Damn! Why? He said that I should forget about him and I didn't! Even the time didn't help me out!

I hear Josh's voice from the window calling me to open the gate. I open it and look through the window. It was raining. I would run out and go kiss F... Josh like in the 'notebook'.

But what do my eyes see? Finn holding an umbrella , in a dark suit , with a red scarf , looking at me. His look was like he knew something. That he wasn't surprised. But at the same time happy that he sees me. He had a little smile showing on his lips. He hadn't changed. He was the same like the night I kissed him for one last time.

"Honey?" "Y-yes?" "What are you looking at?" "Nothing." I lied. I turned my head to see him once again , but he was gone... He was long gone.

Few days had passed. It was time for us to go to the funeral. I was dressed in a black dress and black sun glasses. I didn't want anyone to see that I don't cry.

"Are you ready Y/N?" "Yes Joan." I told her and we went out. Joan is my friend from the 80's. We found each other in the downtown's café. IT was amazing , because she was the only one ( after Finn of course ) that I could trust my life.

We were at the funeral. Just looking at the grass. I could feel Joan playing with my dress. I look at and I saw her looking at something. It was a grave. Someone's grave.

Hot tears fell from my eyes.
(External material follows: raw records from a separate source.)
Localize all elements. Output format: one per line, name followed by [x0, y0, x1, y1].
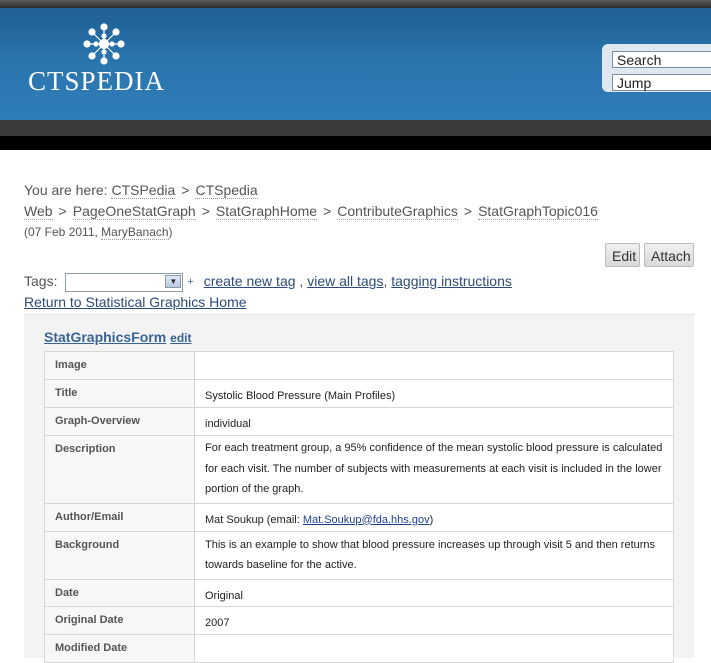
table-row: Date Original	[44, 578, 674, 607]
chevron-down-icon[interactable]: ▼	[165, 274, 182, 288]
logo-icon	[83, 23, 125, 65]
revision-date: 07 Feb 2011	[28, 225, 95, 239]
breadcrumb-contributegraphics[interactable]: ContributeGraphics	[337, 203, 458, 220]
edit-button[interactable]: Edit	[605, 243, 640, 267]
row-label: Author/Email	[44, 502, 195, 532]
revision-info: (07 Feb 2011, MaryBanach)	[24, 225, 173, 240]
breadcrumb-separator: >	[201, 203, 210, 219]
breadcrumb-separator: >	[58, 203, 67, 219]
row-value: This is an example to show that blood pr…	[194, 530, 674, 580]
breadcrumb-ctspedia[interactable]: CTSPedia	[111, 182, 176, 199]
row-value: 2007	[194, 606, 674, 635]
author-name: Mat Soukup (email:	[205, 513, 303, 526]
form-title: StatGraphicsForm edit	[44, 329, 191, 345]
table-row: Graph-Overview individual	[44, 406, 674, 436]
return-to-graphics-home-link[interactable]: Return to Statistical Graphics Home	[24, 294, 247, 310]
header-stripe-dark	[0, 136, 711, 150]
row-value: Systolic Blood Pressure (Main Profiles)	[194, 379, 674, 408]
breadcrumb-statgraphhome[interactable]: StatGraphHome	[215, 203, 318, 220]
site-logo-text[interactable]: CTSPEDIA	[28, 66, 165, 97]
row-label: Date	[44, 578, 195, 607]
table-row: Description For each treatment group, a …	[44, 434, 674, 504]
create-new-tag-link[interactable]: create new tag	[204, 273, 296, 289]
row-value: individual	[194, 406, 674, 436]
row-label: Graph-Overview	[44, 406, 195, 436]
header-search-box: Search Jump	[602, 44, 711, 92]
table-row: Original Date 2007	[44, 606, 674, 635]
plus-icon[interactable]: +	[187, 276, 193, 288]
tag-select[interactable]: ▼	[65, 272, 184, 292]
jump-input[interactable]: Jump	[612, 74, 711, 91]
table-row: Author/Email Mat Soukup (email: Mat.Souk…	[44, 502, 674, 532]
form-title-link[interactable]: StatGraphicsForm	[44, 329, 166, 345]
breadcrumb-pageonestatgraph[interactable]: PageOneStatGraph	[72, 203, 196, 220]
breadcrumb-prefix: You are here:	[24, 182, 108, 198]
site-header: CTSPEDIA Search Jump	[0, 8, 711, 120]
author-suffix: )	[429, 513, 434, 526]
view-all-tags-link[interactable]: view all tags	[307, 273, 383, 289]
row-label: Title	[44, 379, 195, 408]
row-value: Original	[194, 578, 674, 607]
author-email-link[interactable]: Mat.Soukup@fda.hhs.gov	[303, 514, 430, 526]
stat-graphics-form-panel: StatGraphicsForm edit Image Title Systoli…	[24, 314, 694, 663]
breadcrumb-separator: >	[181, 182, 190, 198]
form-table: Image Title Systolic Blood Pressure (Mai…	[44, 351, 674, 663]
row-label: Original Date	[44, 606, 195, 635]
breadcrumb-separator: >	[323, 203, 332, 219]
row-value	[194, 634, 674, 663]
table-row: Title Systolic Blood Pressure (Main Prof…	[44, 379, 674, 408]
search-input[interactable]: Search	[612, 51, 711, 68]
attach-button[interactable]: Attach	[644, 243, 694, 267]
row-label: Image	[44, 351, 195, 380]
revision-author-link[interactable]: MaryBanach	[101, 225, 169, 240]
form-edit-link[interactable]: edit	[170, 331, 191, 345]
breadcrumb-current-topic[interactable]: StatGraphTopic016	[478, 203, 598, 220]
tagging-instructions-link[interactable]: tagging instructions	[391, 273, 512, 289]
breadcrumb: You are here: CTSPedia > CTSpedia Web > Page…	[24, 180, 664, 243]
row-label: Background	[44, 530, 195, 580]
table-row: Image	[44, 351, 674, 380]
breadcrumb-separator: >	[463, 203, 473, 219]
table-row: Background This is an example to show th…	[44, 530, 674, 580]
window-top-edge	[0, 0, 711, 8]
tags-label: Tags:	[24, 273, 58, 289]
row-label: Modified Date	[44, 634, 195, 663]
row-label: Description	[44, 434, 195, 504]
row-value: Mat Soukup (email: Mat.Soukup@fda.hhs.go…	[194, 502, 674, 532]
row-value	[194, 351, 674, 380]
table-row: Modified Date	[44, 634, 674, 663]
tags-row: Tags: ▼ + create new tag , view all tags,…	[24, 271, 512, 292]
header-stripe	[0, 120, 711, 136]
row-value: For each treatment group, a 95% confiden…	[194, 434, 674, 504]
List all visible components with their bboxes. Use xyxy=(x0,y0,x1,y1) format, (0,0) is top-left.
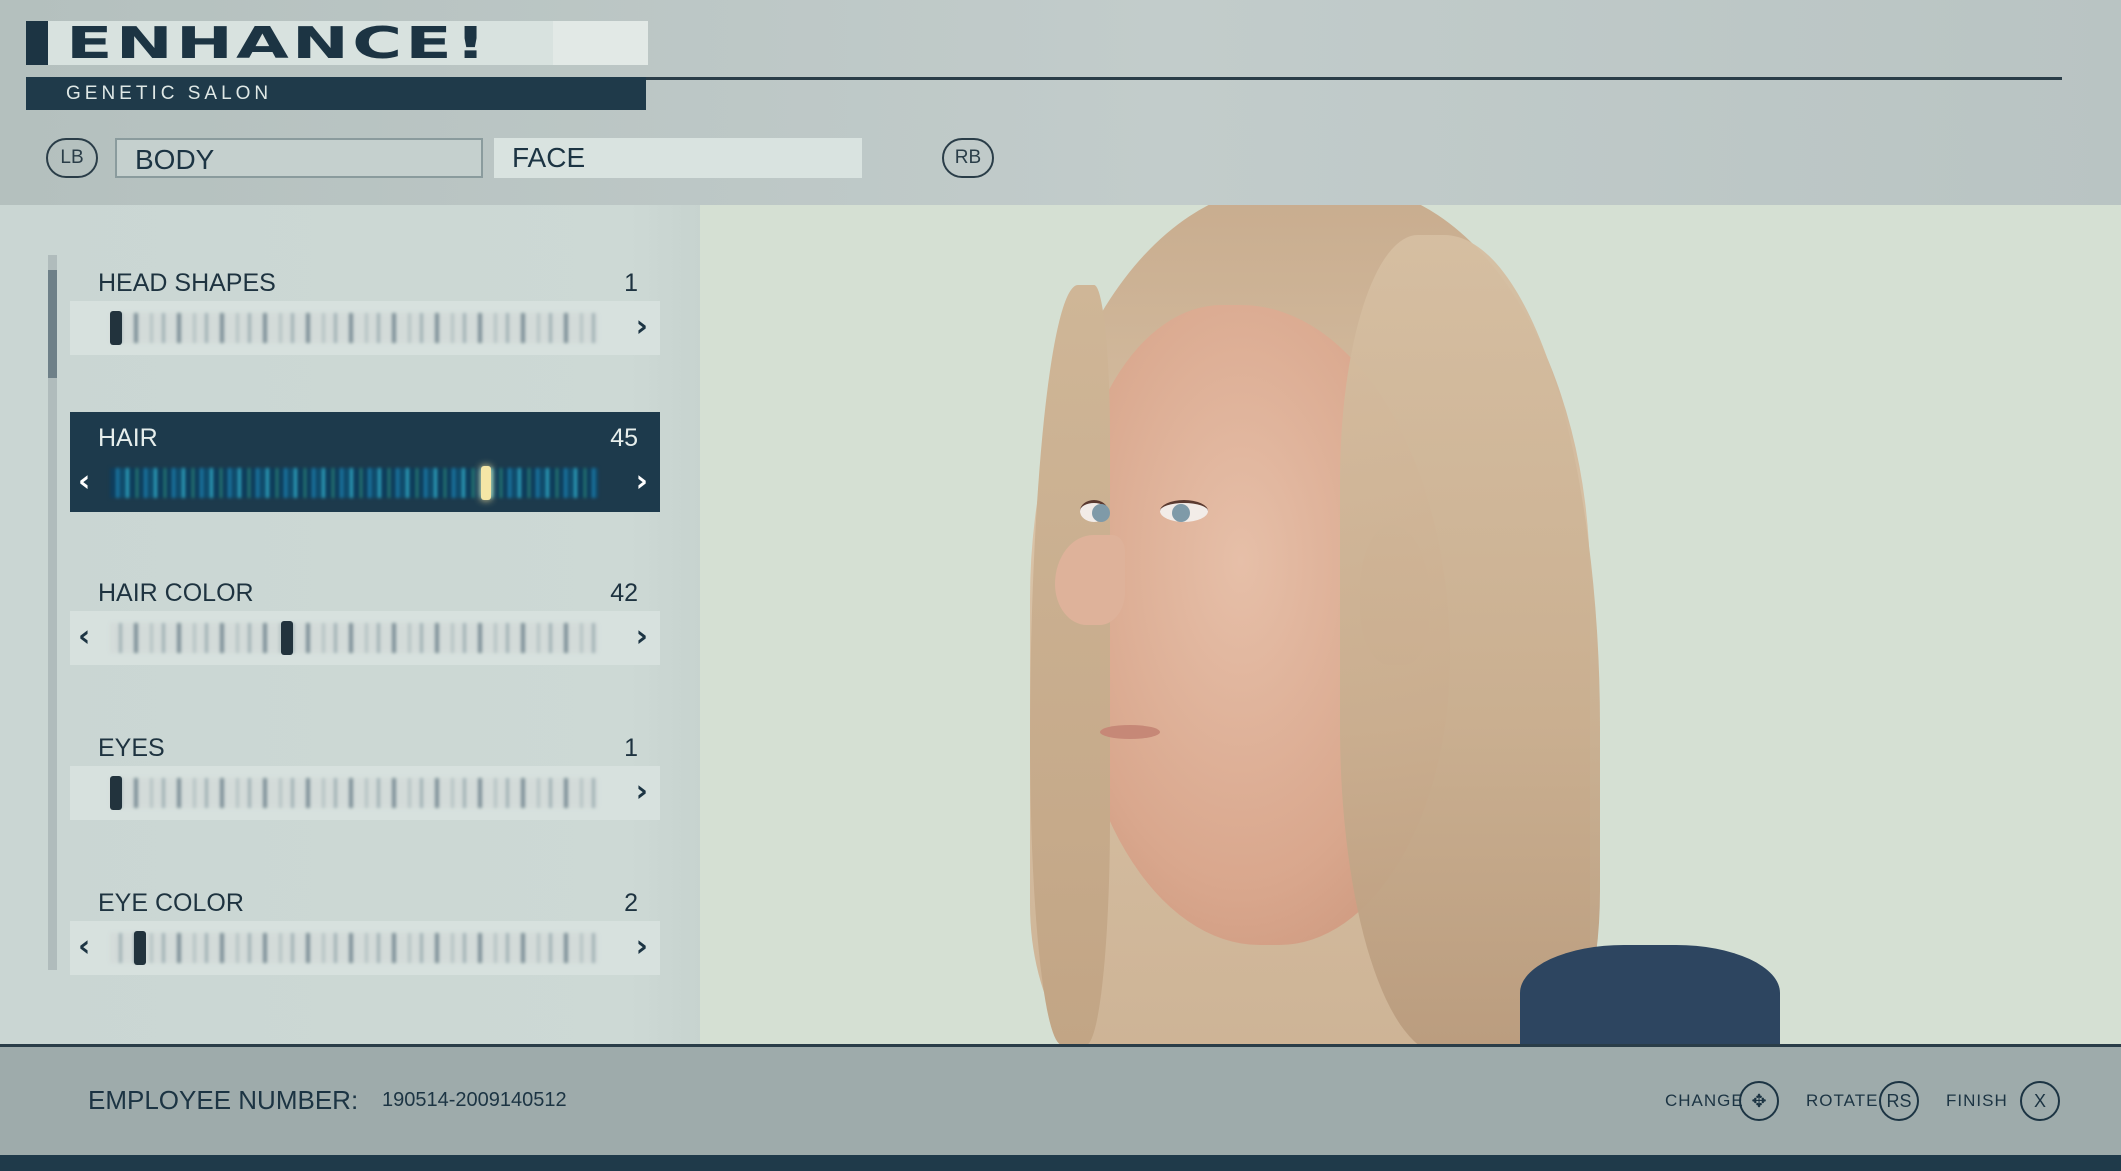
option-slider[interactable]: ‹ › xyxy=(70,921,660,975)
chevron-left-icon[interactable]: ‹ xyxy=(78,464,90,499)
option-slider[interactable]: › xyxy=(70,301,660,355)
subtitle-bar: GENETIC SALON xyxy=(26,77,646,110)
lips xyxy=(1100,725,1160,739)
character-preview[interactable] xyxy=(700,205,2121,1045)
rb-button[interactable]: RB xyxy=(942,138,994,178)
footer: EMPLOYEE NUMBER: 190514-2009140512 CHANG… xyxy=(0,1047,2121,1155)
change-label: CHANGE xyxy=(1665,1091,1744,1110)
chevron-right-icon[interactable]: › xyxy=(636,619,648,654)
rotate-label: ROTATE xyxy=(1806,1091,1879,1110)
option-label: HAIR COLOR xyxy=(98,579,254,607)
option-hair-color[interactable]: HAIR COLOR 42 ‹ › xyxy=(70,575,660,675)
tab-body[interactable]: BODY xyxy=(115,138,483,178)
employee-number-value: 190514-2009140512 xyxy=(382,1089,567,1111)
eye-near xyxy=(1160,500,1208,522)
chevron-right-icon[interactable]: › xyxy=(636,464,648,499)
lb-button[interactable]: LB xyxy=(46,138,98,178)
option-head-shapes[interactable]: HEAD SHAPES 1 › xyxy=(70,265,660,365)
header-divider xyxy=(646,77,2062,80)
slider-knob[interactable] xyxy=(481,466,492,500)
hair-strand-left xyxy=(1030,285,1110,1045)
slider-strip xyxy=(110,778,598,808)
option-label: EYES xyxy=(98,734,165,762)
x-button[interactable]: X xyxy=(2020,1081,2060,1121)
option-slider[interactable]: ‹ › xyxy=(70,611,660,665)
option-value: 42 xyxy=(610,579,638,607)
hair-front xyxy=(1340,235,1600,1045)
chevron-left-icon[interactable]: ‹ xyxy=(78,929,90,964)
tab-face[interactable]: FACE xyxy=(494,138,862,178)
employee-number-label: EMPLOYEE NUMBER: xyxy=(88,1085,359,1115)
slider-knob[interactable] xyxy=(110,776,122,810)
option-hair[interactable]: HAIR 45 ‹ › xyxy=(70,412,660,512)
option-eye-color[interactable]: EYE COLOR 2 ‹ › xyxy=(70,885,660,985)
chevron-right-icon[interactable]: › xyxy=(636,774,648,809)
option-slider[interactable]: ‹ › xyxy=(70,456,660,510)
finish-label: FINISH xyxy=(1946,1091,2008,1110)
option-value: 45 xyxy=(610,424,638,452)
option-label: EYE COLOR xyxy=(98,889,244,917)
dpad-icon[interactable]: ✥ xyxy=(1739,1081,1779,1121)
slider-knob[interactable] xyxy=(110,311,122,345)
logo-box: ENHANCE! xyxy=(26,18,648,69)
nose xyxy=(1055,535,1125,625)
option-label: HAIR xyxy=(98,424,158,452)
option-label: HEAD SHAPES xyxy=(98,269,276,297)
header: ENHANCE! GENETIC SALON LB BODY FACE RB xyxy=(0,0,2121,205)
slider-knob[interactable] xyxy=(133,931,146,965)
chevron-right-icon[interactable]: › xyxy=(636,929,648,964)
page-subtitle: GENETIC SALON xyxy=(66,83,273,104)
footer-bar xyxy=(0,1155,2121,1171)
option-eyes[interactable]: EYES 1 › xyxy=(70,730,660,830)
option-value: 2 xyxy=(624,889,638,917)
rs-button[interactable]: RS xyxy=(1879,1081,1919,1121)
chevron-left-icon[interactable]: ‹ xyxy=(78,619,90,654)
slider-strip xyxy=(110,313,598,343)
eye-far xyxy=(1080,500,1110,522)
scrollbar-thumb[interactable] xyxy=(48,270,57,378)
slider-strip xyxy=(110,623,598,653)
logo: ENHANCE! xyxy=(66,18,490,69)
option-value: 1 xyxy=(624,269,638,297)
option-value: 1 xyxy=(624,734,638,762)
shirt xyxy=(1520,945,1780,1045)
slider-knob[interactable] xyxy=(281,621,294,655)
chevron-right-icon[interactable]: › xyxy=(636,309,648,344)
slider-strip xyxy=(110,468,598,498)
option-slider[interactable]: › xyxy=(70,766,660,820)
slider-strip xyxy=(110,933,598,963)
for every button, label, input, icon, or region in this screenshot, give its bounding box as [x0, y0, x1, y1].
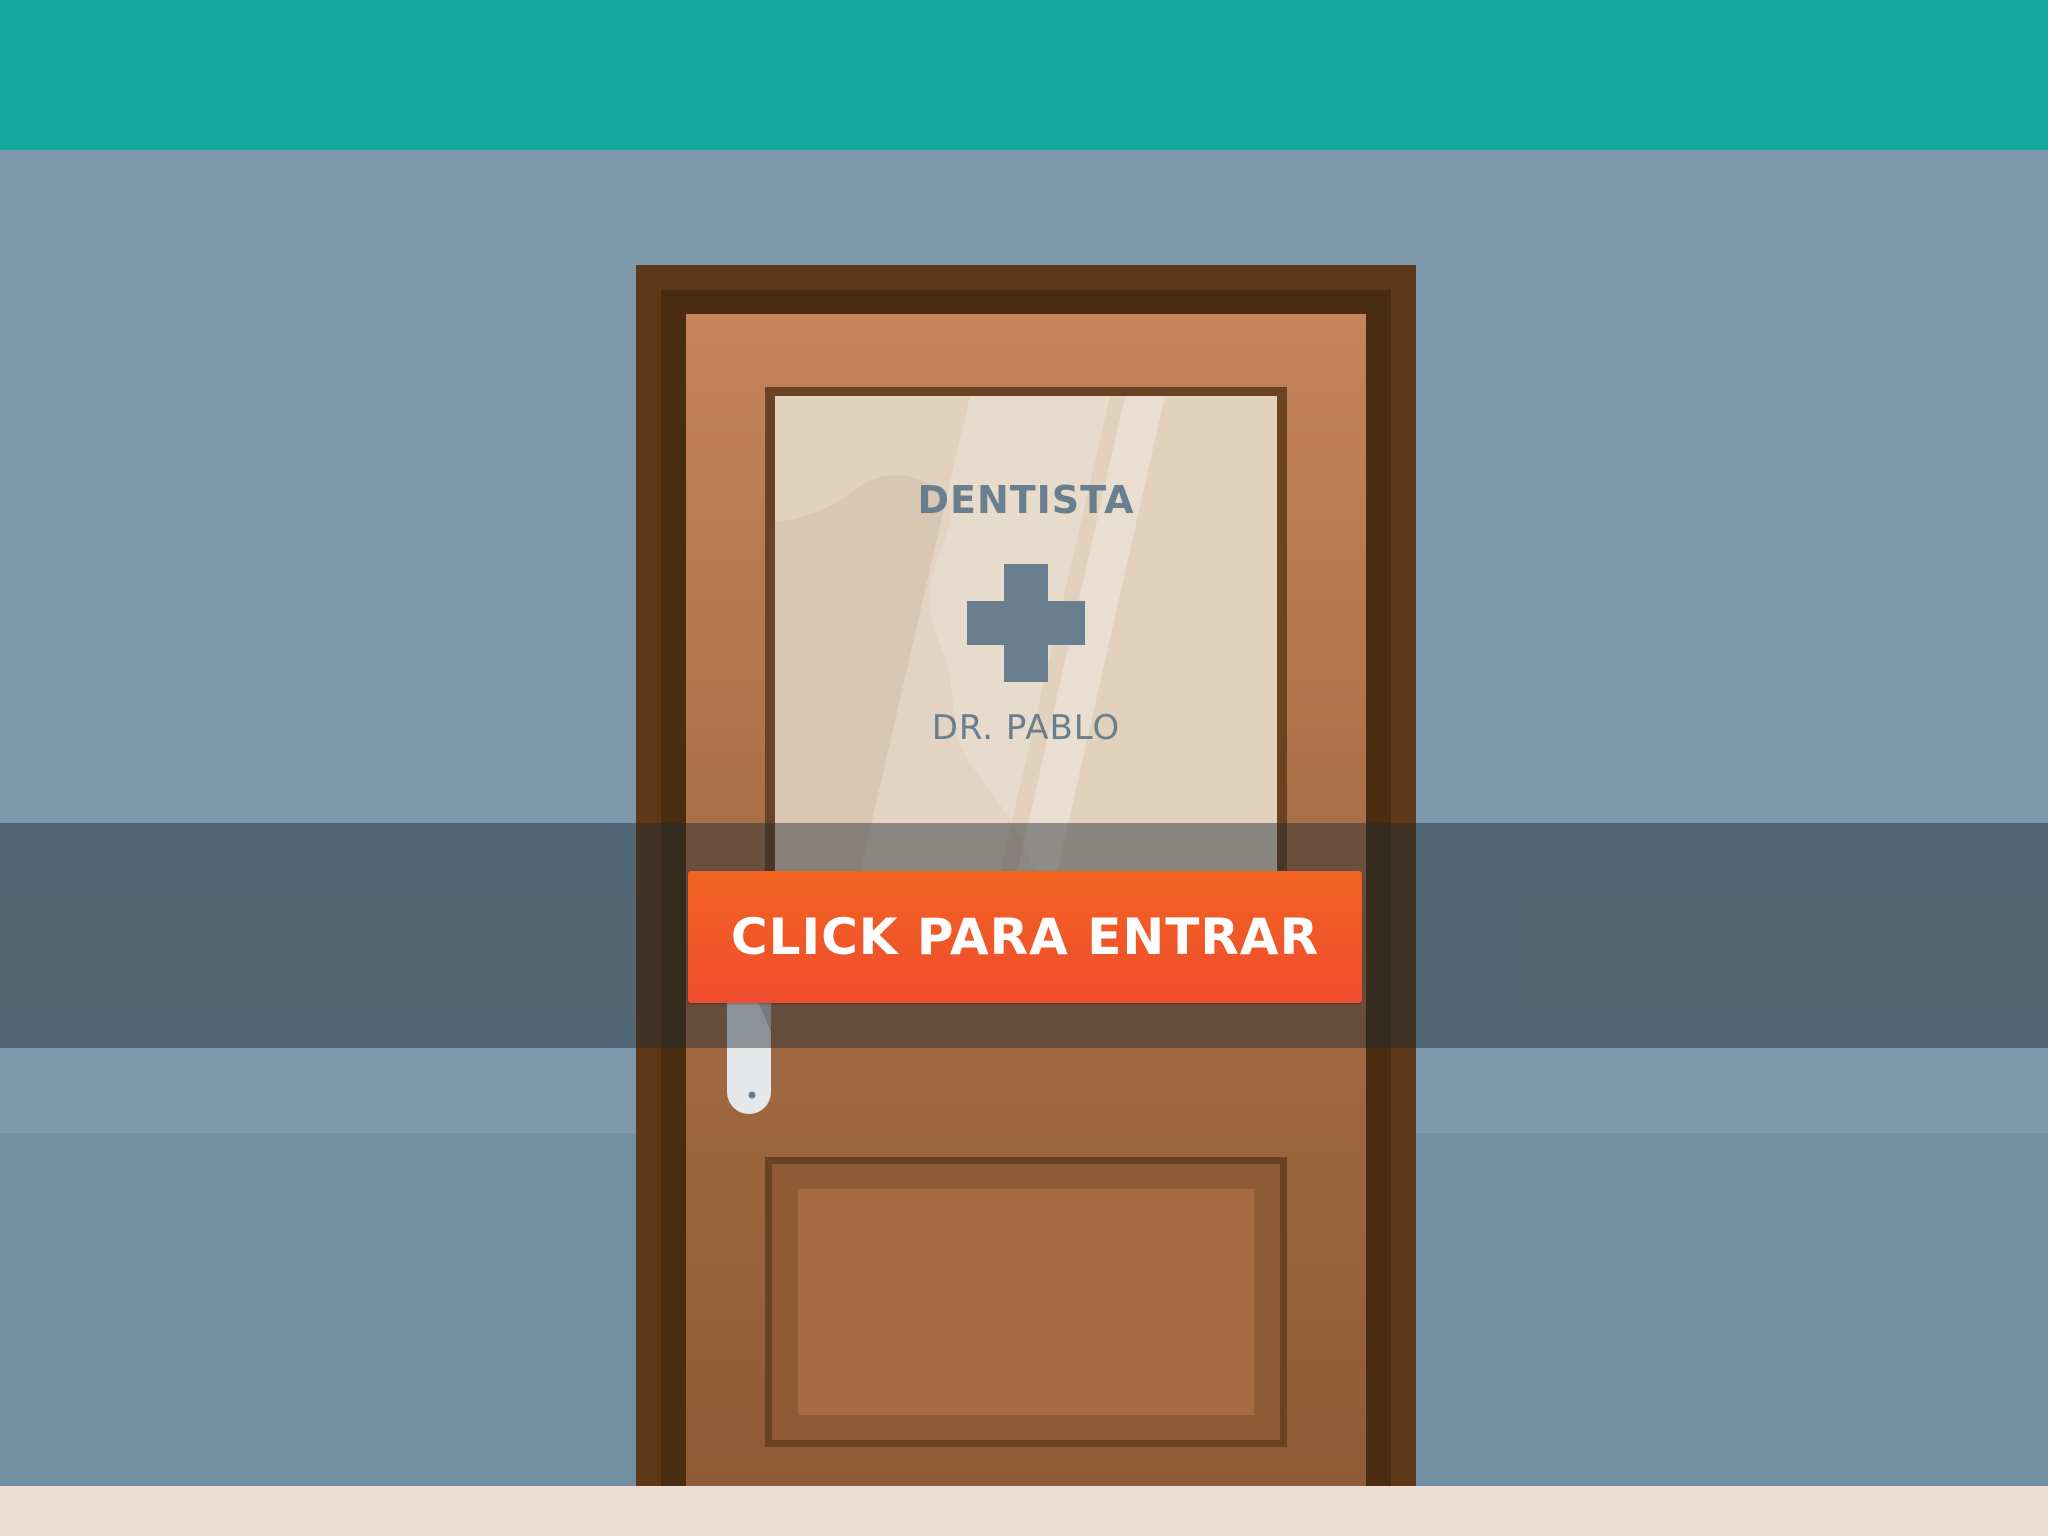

I fell on my knees yelling and cursing and crying.

It was Finn's. Finn was dead. I couldn't. I just couldn't. "Y/N... Why are you crying?" Josh asked annoyed. "For what am I crying? FOR WHAT AM I CRYING? Ha... Ha! You know what? You know what? I do cry for a person I actually loved! A person who I actually loved! Do you know that feeling? NO! Don't tell me something of the sort of 'My father...' ! No! You didn't even love him! You didn't even care about him!" I said. I was acting like I was drunk... I lost Finn... I lost Finn...

Joan picked me up and we went to her house. "Cry it out honey... Cry it out..." she said. I really cried. I hadn't cried like this in years. It was confusing. It was sad. It was painful.

"Honey... I think you had enough. You are a grown up now! Wipe this tears off! Divorce with Josh , because he is a total jackass. Concentrate on your self! Like this you will forget about Finn and you will find someone you actually love." "Really?" "Really." she said to me.

I did divorce with Josh. And I did feel a lot more better. I moved out. But... I still feel like there is so much emptiness inside of me.

"Y/N! This is our new worker." Angle told me. I looked at her and him.

I ran. I ran as fast as I can. I hugged him. "I missed you so much!" I said "I missed you too sweetie."

It was Finn. Finn was here. He was older than me again. But not that older. He was only 3 years older than me. Again. We were back together. And this time is for ever.